Problems solved by this technology:

• The rotating cross flow arrangement and guiding passages help to optimize the flow of air between the compressor and the sump, improving the overall efficiency of the gas turbine engine.
• The sump positioned between the high pressure turbine and the low pressure turbine helps to regulate the flow of air and prevent any disruptions or inefficiencies in the turbine section.

Benefits of this technology:

• Improved efficiency: The optimized flow of air between the compressor and the sump helps to maximize the energy conversion in the gas turbine engine, resulting in improved fuel efficiency.
• Enhanced performance: The design of the turbine section, including the high pressure turbine, low pressure turbine, and sump, allows for better control and regulation of the airflow, leading to improved overall performance of the gas turbine engine.
• Increased reliability: The rotating cross flow arrangement and guiding passages help to ensure a smooth and consistent flow of air, reducing the risk of disruptions or failures in the gas turbine engine.

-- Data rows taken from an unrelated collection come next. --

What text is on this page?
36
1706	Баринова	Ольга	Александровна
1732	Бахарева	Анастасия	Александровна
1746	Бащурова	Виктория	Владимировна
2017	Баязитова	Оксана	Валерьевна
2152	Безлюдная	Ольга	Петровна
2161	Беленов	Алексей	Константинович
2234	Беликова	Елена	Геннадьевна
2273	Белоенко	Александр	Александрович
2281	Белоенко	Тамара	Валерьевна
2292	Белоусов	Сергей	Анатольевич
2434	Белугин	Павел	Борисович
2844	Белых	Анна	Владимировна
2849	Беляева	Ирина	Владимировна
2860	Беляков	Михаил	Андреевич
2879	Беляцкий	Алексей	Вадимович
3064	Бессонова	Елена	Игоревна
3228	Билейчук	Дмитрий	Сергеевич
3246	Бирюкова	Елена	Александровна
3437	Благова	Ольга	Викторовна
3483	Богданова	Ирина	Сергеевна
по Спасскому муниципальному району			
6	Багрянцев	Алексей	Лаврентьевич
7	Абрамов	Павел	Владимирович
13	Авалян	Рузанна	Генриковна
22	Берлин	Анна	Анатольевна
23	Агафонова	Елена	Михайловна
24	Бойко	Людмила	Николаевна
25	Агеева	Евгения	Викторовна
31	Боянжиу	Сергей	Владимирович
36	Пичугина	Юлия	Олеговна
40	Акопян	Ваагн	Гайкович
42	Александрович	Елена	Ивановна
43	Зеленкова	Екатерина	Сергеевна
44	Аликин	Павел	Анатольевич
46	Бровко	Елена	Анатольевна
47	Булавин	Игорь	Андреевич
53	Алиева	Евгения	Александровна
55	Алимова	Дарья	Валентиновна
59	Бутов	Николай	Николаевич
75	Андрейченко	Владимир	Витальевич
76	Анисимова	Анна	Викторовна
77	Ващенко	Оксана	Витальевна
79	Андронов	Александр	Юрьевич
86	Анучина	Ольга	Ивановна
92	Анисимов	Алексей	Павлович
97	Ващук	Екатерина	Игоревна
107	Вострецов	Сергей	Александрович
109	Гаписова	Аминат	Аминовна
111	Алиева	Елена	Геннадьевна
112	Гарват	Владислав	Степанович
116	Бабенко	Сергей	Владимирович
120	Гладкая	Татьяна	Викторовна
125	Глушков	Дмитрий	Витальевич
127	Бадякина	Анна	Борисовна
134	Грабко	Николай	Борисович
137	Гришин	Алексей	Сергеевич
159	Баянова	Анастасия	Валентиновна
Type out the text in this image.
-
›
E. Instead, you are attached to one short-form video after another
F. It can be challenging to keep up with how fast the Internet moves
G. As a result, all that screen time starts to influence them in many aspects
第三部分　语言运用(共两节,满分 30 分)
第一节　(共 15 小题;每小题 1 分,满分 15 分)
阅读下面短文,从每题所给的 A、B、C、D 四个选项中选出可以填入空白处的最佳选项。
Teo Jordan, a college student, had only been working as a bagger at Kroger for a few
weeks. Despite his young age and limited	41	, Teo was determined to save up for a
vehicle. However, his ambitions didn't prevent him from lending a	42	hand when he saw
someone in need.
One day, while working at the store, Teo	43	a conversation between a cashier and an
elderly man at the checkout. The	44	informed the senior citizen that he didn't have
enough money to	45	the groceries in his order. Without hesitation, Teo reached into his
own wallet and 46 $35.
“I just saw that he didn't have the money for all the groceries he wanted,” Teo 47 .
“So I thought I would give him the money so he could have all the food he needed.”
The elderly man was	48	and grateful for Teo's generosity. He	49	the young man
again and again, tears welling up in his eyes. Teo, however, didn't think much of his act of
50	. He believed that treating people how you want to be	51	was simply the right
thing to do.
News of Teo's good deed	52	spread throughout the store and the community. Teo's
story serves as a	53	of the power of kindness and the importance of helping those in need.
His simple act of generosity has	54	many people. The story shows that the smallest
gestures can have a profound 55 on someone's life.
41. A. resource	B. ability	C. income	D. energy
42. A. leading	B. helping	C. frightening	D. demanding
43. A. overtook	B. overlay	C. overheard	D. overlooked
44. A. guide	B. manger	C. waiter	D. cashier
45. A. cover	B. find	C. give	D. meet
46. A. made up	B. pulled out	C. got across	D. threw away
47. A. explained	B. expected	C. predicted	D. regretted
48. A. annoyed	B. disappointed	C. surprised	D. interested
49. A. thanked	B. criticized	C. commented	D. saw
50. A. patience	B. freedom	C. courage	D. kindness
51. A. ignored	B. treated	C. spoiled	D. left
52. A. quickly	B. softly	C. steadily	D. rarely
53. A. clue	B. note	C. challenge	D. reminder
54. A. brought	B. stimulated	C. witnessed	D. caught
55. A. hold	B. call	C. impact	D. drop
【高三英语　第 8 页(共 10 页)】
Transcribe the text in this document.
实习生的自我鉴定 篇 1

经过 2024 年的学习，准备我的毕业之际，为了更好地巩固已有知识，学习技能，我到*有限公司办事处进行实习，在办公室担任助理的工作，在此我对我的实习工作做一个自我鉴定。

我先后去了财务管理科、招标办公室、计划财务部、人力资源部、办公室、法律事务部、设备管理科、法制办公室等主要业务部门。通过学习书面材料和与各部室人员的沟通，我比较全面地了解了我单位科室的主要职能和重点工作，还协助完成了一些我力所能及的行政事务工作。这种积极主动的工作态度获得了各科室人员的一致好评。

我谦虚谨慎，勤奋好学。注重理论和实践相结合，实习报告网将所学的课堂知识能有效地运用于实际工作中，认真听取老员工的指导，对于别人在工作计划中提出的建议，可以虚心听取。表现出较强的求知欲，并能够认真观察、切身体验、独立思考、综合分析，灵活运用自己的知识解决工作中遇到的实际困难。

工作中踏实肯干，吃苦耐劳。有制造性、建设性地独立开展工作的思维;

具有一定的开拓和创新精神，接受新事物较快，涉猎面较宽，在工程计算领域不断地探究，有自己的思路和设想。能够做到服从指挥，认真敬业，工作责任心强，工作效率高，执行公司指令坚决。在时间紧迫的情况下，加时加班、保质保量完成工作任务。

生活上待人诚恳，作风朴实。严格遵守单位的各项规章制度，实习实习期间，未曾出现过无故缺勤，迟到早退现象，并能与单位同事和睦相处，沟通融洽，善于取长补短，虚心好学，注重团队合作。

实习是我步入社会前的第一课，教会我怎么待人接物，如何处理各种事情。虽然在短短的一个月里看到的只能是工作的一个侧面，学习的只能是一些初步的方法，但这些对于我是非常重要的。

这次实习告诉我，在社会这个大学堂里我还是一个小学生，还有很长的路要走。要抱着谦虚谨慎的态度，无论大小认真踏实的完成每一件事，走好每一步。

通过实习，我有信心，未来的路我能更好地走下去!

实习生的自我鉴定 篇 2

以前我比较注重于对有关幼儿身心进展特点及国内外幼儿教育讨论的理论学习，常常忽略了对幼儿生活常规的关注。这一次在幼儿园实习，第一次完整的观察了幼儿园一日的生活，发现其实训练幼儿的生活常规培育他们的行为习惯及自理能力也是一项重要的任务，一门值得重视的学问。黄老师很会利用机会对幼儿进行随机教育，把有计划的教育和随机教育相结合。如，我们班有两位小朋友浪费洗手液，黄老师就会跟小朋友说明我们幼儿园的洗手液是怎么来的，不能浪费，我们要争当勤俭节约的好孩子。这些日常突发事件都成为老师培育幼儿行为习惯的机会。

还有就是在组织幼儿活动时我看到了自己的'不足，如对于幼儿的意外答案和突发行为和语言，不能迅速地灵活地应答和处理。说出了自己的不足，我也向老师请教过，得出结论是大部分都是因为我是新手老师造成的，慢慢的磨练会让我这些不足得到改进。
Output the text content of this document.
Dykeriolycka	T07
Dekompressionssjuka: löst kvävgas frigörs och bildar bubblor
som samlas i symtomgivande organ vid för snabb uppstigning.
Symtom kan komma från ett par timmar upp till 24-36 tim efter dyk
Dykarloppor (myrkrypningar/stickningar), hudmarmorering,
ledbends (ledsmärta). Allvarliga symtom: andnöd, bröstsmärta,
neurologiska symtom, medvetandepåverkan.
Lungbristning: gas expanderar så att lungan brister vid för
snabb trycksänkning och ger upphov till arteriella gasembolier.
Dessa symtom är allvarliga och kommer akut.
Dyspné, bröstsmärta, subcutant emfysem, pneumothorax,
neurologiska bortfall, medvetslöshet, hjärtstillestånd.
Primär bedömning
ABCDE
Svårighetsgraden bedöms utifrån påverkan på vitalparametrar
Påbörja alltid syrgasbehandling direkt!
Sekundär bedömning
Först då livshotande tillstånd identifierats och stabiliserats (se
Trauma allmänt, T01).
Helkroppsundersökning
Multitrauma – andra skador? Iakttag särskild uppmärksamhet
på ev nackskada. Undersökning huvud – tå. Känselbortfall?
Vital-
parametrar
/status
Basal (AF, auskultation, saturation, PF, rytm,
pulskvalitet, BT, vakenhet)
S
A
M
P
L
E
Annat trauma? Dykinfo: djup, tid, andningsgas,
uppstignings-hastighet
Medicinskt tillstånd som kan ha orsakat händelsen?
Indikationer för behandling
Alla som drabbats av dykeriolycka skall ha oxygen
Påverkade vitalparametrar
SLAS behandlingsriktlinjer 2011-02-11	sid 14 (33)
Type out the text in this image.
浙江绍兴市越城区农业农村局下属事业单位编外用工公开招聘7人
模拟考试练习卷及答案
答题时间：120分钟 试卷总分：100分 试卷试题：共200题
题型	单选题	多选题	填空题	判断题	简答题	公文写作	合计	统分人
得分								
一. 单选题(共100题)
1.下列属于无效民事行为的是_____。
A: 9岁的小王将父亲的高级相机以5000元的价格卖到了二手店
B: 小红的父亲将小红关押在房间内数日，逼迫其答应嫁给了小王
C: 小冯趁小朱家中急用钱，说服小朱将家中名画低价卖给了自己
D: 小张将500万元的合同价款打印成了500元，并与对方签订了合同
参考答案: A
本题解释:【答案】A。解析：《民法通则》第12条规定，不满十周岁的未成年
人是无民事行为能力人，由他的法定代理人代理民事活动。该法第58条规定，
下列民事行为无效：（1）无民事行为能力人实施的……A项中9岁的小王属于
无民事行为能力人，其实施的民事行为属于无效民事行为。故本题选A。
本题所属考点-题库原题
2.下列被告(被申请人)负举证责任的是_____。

Original Abstract Submitted

a gas turbine engine including a compressor section including a compressor and a turbine section located downstream of the compressor section. the turbine section including a high pressure turbine, a low pressure turbine, a sump positioned between the high pressure turbine and the low pressure turbine, and a rotating cross flow arrangement defining a plurality of guiding passages fluidly coupling the compressor to the sump.